I link my C++ software with opencv4.1.1 and g-streamer, when the c++ instruction
_jpegEncoder = gst_element_factory_make ("nvjpegenc", "jpegEncoder_0");
is executed, I got following error:
JPEG parameter struct mismatch: library thinks size is 584, caller expects 728.
I think the problem is located on the library libjpeg that now I use libjpeg.so.8 with new opencv. Before I was using libjpeg.so.6 with an older opencv. But I can’t find how I can make it works.
I tried something I’ve seen in the forum to replace libgstnvjpeg.so by libgstjpeg.so I don’t get the error anymore but it don’t work too.
DaneLLL
December 15, 2020, 1:12am
3
Hi,
You need to use either libjpeg.so or libnvjpeg.so . Please refer to related topic threads:
No. It only runs on TX1/TX2. There is JPG HW component in TX1/TX2. It is not a CUDA implementation.
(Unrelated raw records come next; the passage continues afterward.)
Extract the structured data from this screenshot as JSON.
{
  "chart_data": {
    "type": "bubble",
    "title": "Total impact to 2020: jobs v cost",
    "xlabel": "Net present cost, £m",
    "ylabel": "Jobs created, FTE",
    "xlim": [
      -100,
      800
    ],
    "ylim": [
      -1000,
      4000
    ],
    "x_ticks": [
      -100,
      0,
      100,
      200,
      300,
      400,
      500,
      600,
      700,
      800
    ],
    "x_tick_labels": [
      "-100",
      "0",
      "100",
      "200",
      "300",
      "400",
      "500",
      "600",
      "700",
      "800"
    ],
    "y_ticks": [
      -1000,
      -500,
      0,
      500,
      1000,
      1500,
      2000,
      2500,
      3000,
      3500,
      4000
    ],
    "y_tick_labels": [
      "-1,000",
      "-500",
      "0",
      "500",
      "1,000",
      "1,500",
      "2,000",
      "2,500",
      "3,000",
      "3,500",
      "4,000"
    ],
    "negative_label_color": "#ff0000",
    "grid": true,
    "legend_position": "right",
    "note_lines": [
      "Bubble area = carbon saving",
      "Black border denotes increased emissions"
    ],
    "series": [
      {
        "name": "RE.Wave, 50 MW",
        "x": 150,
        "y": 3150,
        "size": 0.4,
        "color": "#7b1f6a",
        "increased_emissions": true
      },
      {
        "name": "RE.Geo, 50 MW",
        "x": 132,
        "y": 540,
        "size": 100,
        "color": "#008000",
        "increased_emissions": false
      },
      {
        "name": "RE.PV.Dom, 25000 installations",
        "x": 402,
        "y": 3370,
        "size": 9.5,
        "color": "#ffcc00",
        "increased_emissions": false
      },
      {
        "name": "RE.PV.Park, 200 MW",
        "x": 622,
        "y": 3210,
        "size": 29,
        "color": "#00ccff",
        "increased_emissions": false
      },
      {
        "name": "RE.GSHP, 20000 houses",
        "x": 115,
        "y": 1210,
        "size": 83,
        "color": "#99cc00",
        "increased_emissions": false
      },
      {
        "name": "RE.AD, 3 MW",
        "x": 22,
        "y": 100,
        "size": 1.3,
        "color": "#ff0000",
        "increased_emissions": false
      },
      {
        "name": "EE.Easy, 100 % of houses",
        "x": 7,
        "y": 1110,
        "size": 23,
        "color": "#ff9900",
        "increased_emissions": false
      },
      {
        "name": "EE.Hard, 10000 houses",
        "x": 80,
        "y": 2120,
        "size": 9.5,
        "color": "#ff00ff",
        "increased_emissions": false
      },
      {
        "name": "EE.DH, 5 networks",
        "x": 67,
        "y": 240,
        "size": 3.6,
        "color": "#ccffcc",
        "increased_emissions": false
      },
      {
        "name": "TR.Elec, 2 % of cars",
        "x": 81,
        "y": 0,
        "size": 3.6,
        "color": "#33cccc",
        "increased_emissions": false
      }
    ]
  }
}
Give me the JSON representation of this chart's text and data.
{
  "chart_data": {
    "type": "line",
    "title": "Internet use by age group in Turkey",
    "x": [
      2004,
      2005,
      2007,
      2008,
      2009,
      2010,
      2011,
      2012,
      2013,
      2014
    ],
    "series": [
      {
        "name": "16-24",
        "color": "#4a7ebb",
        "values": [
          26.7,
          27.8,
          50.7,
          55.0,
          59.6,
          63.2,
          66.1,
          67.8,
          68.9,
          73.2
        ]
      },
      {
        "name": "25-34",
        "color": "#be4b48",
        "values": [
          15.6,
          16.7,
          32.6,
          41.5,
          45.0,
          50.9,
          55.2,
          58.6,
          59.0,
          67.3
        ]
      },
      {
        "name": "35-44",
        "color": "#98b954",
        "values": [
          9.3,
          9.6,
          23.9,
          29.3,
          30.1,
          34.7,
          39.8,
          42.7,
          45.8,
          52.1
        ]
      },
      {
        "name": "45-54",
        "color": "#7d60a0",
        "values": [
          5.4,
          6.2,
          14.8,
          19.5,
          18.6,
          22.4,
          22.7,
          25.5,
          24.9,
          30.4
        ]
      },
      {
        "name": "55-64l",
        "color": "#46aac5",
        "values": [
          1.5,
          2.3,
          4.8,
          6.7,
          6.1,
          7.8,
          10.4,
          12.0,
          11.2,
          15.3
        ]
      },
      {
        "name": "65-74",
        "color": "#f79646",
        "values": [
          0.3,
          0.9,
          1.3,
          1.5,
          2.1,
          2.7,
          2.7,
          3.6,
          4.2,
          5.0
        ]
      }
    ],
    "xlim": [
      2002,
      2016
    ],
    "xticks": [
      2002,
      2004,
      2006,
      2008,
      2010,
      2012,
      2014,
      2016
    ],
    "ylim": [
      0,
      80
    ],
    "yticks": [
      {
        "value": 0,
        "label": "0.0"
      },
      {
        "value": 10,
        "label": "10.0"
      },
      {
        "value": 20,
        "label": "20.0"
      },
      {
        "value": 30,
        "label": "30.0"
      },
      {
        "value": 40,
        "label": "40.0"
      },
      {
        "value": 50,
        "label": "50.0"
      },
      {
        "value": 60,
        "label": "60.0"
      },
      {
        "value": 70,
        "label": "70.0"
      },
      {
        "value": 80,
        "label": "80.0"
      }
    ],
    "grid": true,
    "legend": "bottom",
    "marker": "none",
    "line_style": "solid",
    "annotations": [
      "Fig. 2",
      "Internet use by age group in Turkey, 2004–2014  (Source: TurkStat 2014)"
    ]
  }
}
No. libnvjpeg.so is to modify the source code of libjpeg.so to have HW acceleration.
I think no. The function names are the same and it may trigger double definitions.
We suggest users use NvJpegEncoder and NvJpegDecoder classes.
Hi,
For running with OpenCV, we suggest use jpegenc instead of nvjpegenc. OpenCV links to libjpeg.so in many places and it is difficult to replace it with libnvjpeg.so.
The main differences with your answer is that I don’t link my software with libjpeg or libnvjpeg directly.
I use opencv 4.1 which is dynamically linked with lib-jpeg.so.8
and
I use g-streamer programmaticaly in c++ and the command
gst_element_factory_make ("nvjpegenc", "jpegEncoder_0");
uses libgstnvjpeg.so which seems to be statically linked with an old lib-jpeg
so I can’t change libjpeg to libnvjpeg because I can’t rebuild libgstnvjpeg.so (or sources are available somewhere I havn’t seen)
The only action I can do is to change the nvjpegenc by jpegenc into my g-streamer pipeline.
In order to do that, I made som tries in command line with gst-launch command.
> gst-launch-1.0 -vvv nvarguscamerasrc num-buffers=1 ! 'video/x-raw(memory:NVMM), width=(int)3280, height=(int)2464, framerate=2/1' ! nvjpegenc ! filesink location=test.jpg -e
This command works well and provide me a jpg.
When I use jpegenc instead of nvjpegenc I got following error
WARNING: erroneous pipeline: could not link nvarguscamerasrc0 to jpegenc0, jpegenc0 can’t handle caps video/x-raw(memory:NVMM), width=(int)3280, height=(int)2464, framerate=(fraction)2/1
jpegenc expects input frames from standard CPU memory. You would try adding nvvidconv for copying from NVMM to CPU memory:
gst-launch-1.0 -vvv nvarguscamerasrc num-buffers=1 ! 'video/x-raw(memory:NVMM), width=(int)3280, height=(int)2464, framerate=2/1' ! nvvidconv ! jpegenc ! filesink location=test.jpg -e
Thanks for your answer.
Yes I’ve just found the same solution. Here is the command line that’s works well:
gst-launch-1.0 nvarguscamerasrc num-buffers=1 sensor_id=2 ! 'video/x-raw(memory:NVMM), width=(int)3280, height=(int)2464, framerate=2/1' ! nvvidconv ! 'video/x-raw, format=(string)BGRx' ! jpegenc ! filesink location=test.jpg -e
But I would prefer to use the nvjpegenc because I think my performances will reduce making jpeg encoding with CPU instead of GPU.
Is there any other solution to use nvjpegenc ? Is it possible to have a more recent library ?
This may work:
gst-launch-1.0 nvarguscamerasrc num-buffers=1 ! 'video/x-raw(memory:NVMM), width=(int)3280, height=(int)2464, framerate=2/1' ! nvjpegenc ! filesink location=test.jpg -e
I cannot tell how to fix the jpeg lib mismatch with opencv. A solution may be using 2 processes (one gst-launch doing nvjpegenc, and your opencv app) communicating through shmsink/shmsrc.
It could be a solution to use shmsink/shmsrc but it complexify my software. I will take a look. thanks.